Aparentemente todos os aspectos da vida europeia - tecnologia, técnicas de guerra, roupas, comércio, alimentação, literatura e música - mudaram durante a Renascença como resultado da influência mongol. Além das novas formas de combate, novas máquinas e novos alimentos, mesmo os aspectos mais rotineiros da vida cotidiana mudaram na medida em que os europeus passaram a usar os tecidos mongóis, vestindo calças e casacos em vez de túnicas e mantos, tocar seus instrumentos musicais com o arco da estepe em vez de dedilhá-los e pintar seus quadros com um novo estilo.
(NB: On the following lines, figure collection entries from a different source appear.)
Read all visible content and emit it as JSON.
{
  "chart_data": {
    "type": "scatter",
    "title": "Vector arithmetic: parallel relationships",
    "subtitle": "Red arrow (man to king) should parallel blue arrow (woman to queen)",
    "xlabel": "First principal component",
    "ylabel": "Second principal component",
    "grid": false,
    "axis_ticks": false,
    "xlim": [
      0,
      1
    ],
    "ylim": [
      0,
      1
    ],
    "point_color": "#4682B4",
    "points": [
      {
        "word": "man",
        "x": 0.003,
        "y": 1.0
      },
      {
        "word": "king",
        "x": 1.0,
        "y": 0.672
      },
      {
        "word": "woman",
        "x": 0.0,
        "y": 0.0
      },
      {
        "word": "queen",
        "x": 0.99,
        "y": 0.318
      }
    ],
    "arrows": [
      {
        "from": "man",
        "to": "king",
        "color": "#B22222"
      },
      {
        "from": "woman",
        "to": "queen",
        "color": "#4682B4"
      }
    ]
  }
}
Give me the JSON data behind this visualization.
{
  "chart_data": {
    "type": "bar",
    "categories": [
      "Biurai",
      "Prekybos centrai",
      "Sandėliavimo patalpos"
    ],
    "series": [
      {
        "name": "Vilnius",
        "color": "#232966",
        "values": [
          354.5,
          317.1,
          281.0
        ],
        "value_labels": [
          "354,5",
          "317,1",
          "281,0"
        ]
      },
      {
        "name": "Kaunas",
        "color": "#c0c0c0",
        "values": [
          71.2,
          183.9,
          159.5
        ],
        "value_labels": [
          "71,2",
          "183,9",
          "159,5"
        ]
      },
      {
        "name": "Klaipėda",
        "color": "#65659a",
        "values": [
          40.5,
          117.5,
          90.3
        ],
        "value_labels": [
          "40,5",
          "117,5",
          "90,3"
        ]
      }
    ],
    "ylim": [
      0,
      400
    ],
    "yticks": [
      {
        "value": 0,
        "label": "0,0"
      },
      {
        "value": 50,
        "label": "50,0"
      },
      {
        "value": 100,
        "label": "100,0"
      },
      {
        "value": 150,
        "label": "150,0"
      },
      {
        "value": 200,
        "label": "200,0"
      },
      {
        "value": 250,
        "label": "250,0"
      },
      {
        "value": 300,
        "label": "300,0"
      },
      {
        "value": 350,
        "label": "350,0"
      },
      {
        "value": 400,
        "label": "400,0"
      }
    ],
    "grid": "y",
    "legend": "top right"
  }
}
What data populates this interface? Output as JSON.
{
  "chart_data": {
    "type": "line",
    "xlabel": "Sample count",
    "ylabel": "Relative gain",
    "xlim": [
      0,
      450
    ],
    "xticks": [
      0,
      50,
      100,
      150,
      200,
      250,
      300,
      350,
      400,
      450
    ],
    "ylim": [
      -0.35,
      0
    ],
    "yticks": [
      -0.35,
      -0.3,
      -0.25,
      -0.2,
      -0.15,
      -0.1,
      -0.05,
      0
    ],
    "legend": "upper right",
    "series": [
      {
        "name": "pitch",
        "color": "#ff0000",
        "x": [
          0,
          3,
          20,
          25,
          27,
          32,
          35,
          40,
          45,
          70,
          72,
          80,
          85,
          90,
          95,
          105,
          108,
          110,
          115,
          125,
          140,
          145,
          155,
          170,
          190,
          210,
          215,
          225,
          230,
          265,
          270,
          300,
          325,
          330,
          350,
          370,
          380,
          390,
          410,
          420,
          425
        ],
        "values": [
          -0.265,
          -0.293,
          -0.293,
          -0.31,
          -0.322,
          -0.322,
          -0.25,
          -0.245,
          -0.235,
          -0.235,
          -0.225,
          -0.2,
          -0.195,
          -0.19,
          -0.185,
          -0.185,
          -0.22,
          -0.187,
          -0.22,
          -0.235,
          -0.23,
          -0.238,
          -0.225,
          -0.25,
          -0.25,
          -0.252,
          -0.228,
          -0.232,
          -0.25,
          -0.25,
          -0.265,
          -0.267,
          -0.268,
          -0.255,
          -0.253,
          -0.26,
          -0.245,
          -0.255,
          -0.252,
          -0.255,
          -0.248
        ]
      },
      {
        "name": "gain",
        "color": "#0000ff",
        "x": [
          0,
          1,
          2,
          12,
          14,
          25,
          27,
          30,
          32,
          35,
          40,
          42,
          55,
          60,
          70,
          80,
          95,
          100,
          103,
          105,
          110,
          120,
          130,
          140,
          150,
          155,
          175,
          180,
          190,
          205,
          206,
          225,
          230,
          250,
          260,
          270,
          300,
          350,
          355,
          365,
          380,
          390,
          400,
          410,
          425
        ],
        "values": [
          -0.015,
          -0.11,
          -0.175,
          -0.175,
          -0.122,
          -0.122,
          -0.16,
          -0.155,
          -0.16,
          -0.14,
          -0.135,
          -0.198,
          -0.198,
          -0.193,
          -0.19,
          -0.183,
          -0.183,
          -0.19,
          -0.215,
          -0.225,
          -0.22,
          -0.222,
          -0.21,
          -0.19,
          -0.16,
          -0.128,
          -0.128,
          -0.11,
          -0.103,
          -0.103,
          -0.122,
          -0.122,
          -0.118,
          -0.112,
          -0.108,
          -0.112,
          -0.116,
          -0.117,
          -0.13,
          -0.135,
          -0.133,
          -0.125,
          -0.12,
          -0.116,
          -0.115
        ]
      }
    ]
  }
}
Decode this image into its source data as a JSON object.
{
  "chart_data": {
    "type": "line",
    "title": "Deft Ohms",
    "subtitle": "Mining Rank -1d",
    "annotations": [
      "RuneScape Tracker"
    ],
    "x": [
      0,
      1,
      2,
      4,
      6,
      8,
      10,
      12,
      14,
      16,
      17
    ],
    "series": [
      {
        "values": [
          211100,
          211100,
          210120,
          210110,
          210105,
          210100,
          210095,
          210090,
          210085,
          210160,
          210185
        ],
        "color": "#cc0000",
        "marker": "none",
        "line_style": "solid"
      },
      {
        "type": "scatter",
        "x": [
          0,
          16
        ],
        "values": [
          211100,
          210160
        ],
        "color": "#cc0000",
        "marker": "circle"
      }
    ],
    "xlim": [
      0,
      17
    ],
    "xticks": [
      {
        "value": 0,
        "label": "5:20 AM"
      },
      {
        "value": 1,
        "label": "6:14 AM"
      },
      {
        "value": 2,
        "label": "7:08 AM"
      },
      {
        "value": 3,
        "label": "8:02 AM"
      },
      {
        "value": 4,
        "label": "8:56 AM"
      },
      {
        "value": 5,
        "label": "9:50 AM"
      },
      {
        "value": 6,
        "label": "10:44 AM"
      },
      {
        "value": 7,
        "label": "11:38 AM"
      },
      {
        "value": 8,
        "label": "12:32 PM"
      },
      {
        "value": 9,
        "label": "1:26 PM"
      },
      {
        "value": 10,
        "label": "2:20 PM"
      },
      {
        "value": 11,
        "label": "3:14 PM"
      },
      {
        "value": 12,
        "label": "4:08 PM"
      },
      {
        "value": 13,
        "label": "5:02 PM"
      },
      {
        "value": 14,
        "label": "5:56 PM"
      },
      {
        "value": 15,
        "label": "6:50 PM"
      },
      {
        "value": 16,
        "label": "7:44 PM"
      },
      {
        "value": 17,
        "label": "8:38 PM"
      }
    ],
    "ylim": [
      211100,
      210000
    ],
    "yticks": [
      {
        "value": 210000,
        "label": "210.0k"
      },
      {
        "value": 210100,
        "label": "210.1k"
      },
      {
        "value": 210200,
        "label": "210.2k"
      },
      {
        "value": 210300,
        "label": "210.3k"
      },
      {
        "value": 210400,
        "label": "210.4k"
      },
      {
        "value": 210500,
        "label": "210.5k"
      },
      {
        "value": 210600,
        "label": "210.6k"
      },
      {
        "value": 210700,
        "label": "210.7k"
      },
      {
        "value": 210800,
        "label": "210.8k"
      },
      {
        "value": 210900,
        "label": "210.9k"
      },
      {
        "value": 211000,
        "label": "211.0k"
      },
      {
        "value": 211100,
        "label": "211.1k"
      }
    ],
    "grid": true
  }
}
Os europeus chegaram a usar a exclamação mongol hurray como uma expressão entusiasmada de bravata e encorajamento mútuo. [...]

Kublai Khan, neto de Gengis Khan, com Marco Polo
Com a passagem dos séculos, os acadêmicos ponderaram as atrocidades e agressões cometidas por homens como Alexandre, César, Carlos Magno ou Napoleão contra suas realizações ou sua missão especial na história. No caso de Gengis Khan e os mongóis, entretanto, suas realizações foram esquecidas, enquanto que seus alegados crimes e brutalidade foram exagerados. Ele se tornou o estereótipo do bárbaro, do selvagem sanguinário, do conquistador implacável que apreciava a destruição por si só. Gengis Khan, a sua horda mongol, e em grande parte o povo asiático em geral tornaram-se criaturas unidimensionais, o simbolo de tudo que está além dos limites civilizados."

Jack Weatherford, Gengis Khan e a Formação do Mundo Moderno



É bom lembrar que um dos herdeiros mais brilhantes de Gengis Khan foi seu neto Kublai Khan, fundador da dinastia Yuan na China, que contratou o italiano Marco Polo como seu embaixador.